The Migrant Resource Center, or Centro de Bienvenida, continues to provide temporary shelter and case management for legal asylum seekers, but the number of people staying and passing through there has drastically declined.
Outside the MRC on Wednesday, SAPD officers detained six people related to an investigation into the Tren de Aragua transnational criminal gang, the department said in a statement. Ultimately, two individuals were taken into custody by Homeland Security — because they had an arrest warrant and a deportation order — and the others were released, according to SAPD.
That incident led to false rumors online and throughout the community of a massive ICE raid at the MRC — fueling more fear.
The ecosystem of nonprofits and agencies that help migrants doesn’t currently have a centralized space or coalition managing efforts, Garcia said, but she is forming working groups with partners to get organized through the nonprofit she founded, Nuevos Vecinos.

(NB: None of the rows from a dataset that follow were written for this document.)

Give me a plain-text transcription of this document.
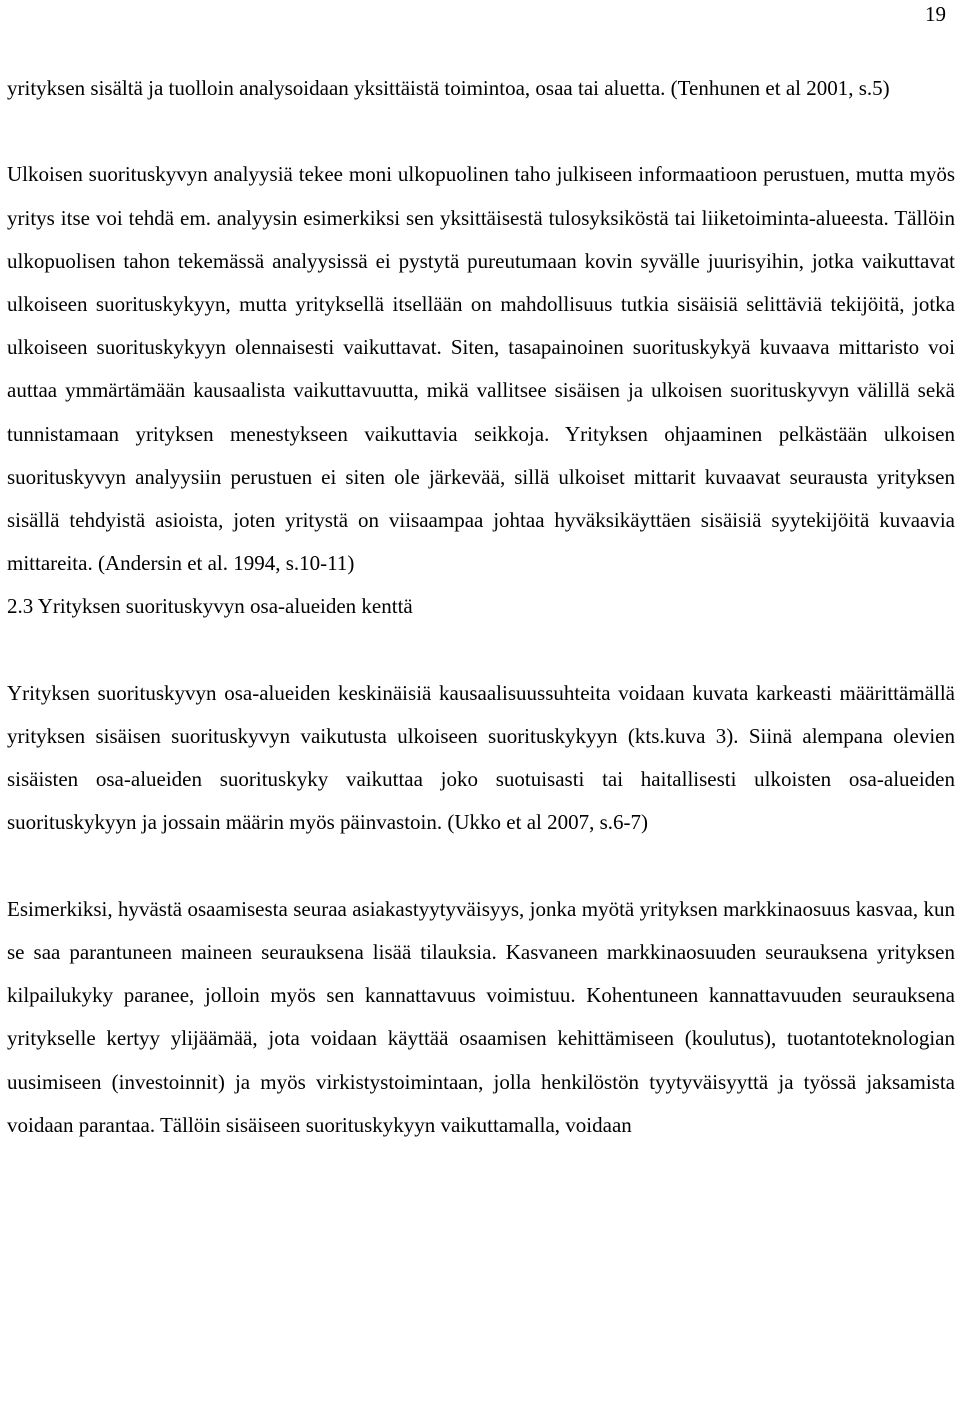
19

yrityksen sisältä ja tuolloin analysoidaan yksittäistä toimintoa, osaa tai aluetta. (Tenhunen et al 2001, s.5)

Ulkoisen suorituskyvyn analyysiä tekee moni ulkopuolinen taho julkiseen informaatioon perustuen, mutta myös yritys itse voi tehdä em. analyysin esimerkiksi sen yksittäisestä tulosyksiköstä tai liiketoiminta-alueesta. Tällöin ulkopuolisen tahon tekemässä analyysissä ei pystytä pureutumaan kovin syvälle juurisyihin, jotka vaikuttavat ulkoiseen suorituskykyyn, mutta yrityksellä itsellään on mahdollisuus tutkia sisäisiä selittäviä tekijöitä, jotka ulkoiseen suorituskykyyn olennaisesti vaikuttavat. Siten, tasapainoinen suorituskykyä kuvaava mittaristo voi auttaa ymmärtämään kausaalista vaikuttavuutta, mikä vallitsee sisäisen ja ulkoisen suorituskyvyn välillä sekä tunnistamaan yrityksen menestykseen vaikuttavia seikkoja. Yrityksen ohjaaminen pelkästään ulkoisen suorituskyvyn analyysiin perustuen ei siten ole järkevää, sillä ulkoiset mittarit kuvaavat seurausta yrityksen sisällä tehdyistä asioista, joten yritystä on viisaampaa johtaa hyväksikäyttäen sisäisiä syytekijöitä kuvaavia mittareita. (Andersin et al. 1994, s.10-11)

2.3 Yrityksen suorituskyvyn osa-alueiden kenttä

Yrityksen suorituskyvyn osa-alueiden keskinäisiä kausaalisuussuhteita voidaan kuvata karkeasti määrittämällä yrityksen sisäisen suorituskyvyn vaikutusta ulkoiseen suorituskykyyn (kts.kuva 3). Siinä alempana olevien sisäisten osa-alueiden suorituskyky vaikuttaa joko suotuisasti tai haitallisesti ulkoisten osa-alueiden suorituskykyyn ja jossain määrin myös päinvastoin. (Ukko et al 2007, s.6-7)

Esimerkiksi, hyvästä osaamisesta seuraa asiakastyytyväisyys, jonka myötä yrityksen markkinaosuus kasvaa, kun se saa parantuneen maineen seurauksena lisää tilauksia. Kasvaneen markkinaosuuden seurauksena yrityksen kilpailukyky paranee, jolloin myös sen kannattavuus voimistuu. Kohentuneen kannattavuuden seurauksena yritykselle kertyy ylijäämää, jota voidaan käyttää osaamisen kehittämiseen (koulutus), tuotantoteknologian uusimiseen (investoinnit) ja myös virkistystoimintaan, jolla henkilöstön tyytyväisyyttä ja työssä jaksamista voidaan parantaa. Tällöin sisäiseen suorituskykyyn vaikuttamalla, voidaan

“I really believe in the power of people working together and that we’re stronger together,” she said. “We have power if we join up and support one another.”
A country of immigrants
While the Trump administration’s deportation threats and executive orders have been so far aimed at Latino and Hispanic populations, all immigrants are at a higher risk, said Nadia Mavrakis, co-executive director of Culturingua.
“We all have to stick together,” said Mavrakis, whose organization typically serves Middle Eastern, North African and South Asian immigrants in San Antonio.
Different groups can take on different roles in the community, she said. There’s the in-the-moment emergency responses and the longer-term, community capacity building work.
Culturingua has positioned itself among the latter, with programs for youth development, affordable housing, policy advocacy and community engagement.
The nonprofit is planning monthly art and civic engagement events that focus on voter turnout and how to get involved in informing government decisions.
The goal, she said, is to “bring together people to talk about topics and issues that are important to them, but also use an art form so that people have a healthy way to express themselves.”
Culturingua is also part of the Pathways to Prosperity Coalition, which recently launched an Immigrant Women’s Entrepreneurship Program.
“We don’t want to let all of these [negative emotions] that we’ve been feeling the last week and a half overshadow the true spirit of what America is,” Mavrakis said. “We’re a country made up of immigrants and indigenous people.”
Until more clarity comes from the White House — or the courts — about how the administration’s directives will be carried out, Mavrakis, Garcia and other leaders said they’ll try to ignore the noise and continue their work.
“I just want there to be more empathy and compassion in the world, and I think we can be models of that,” Garcia said.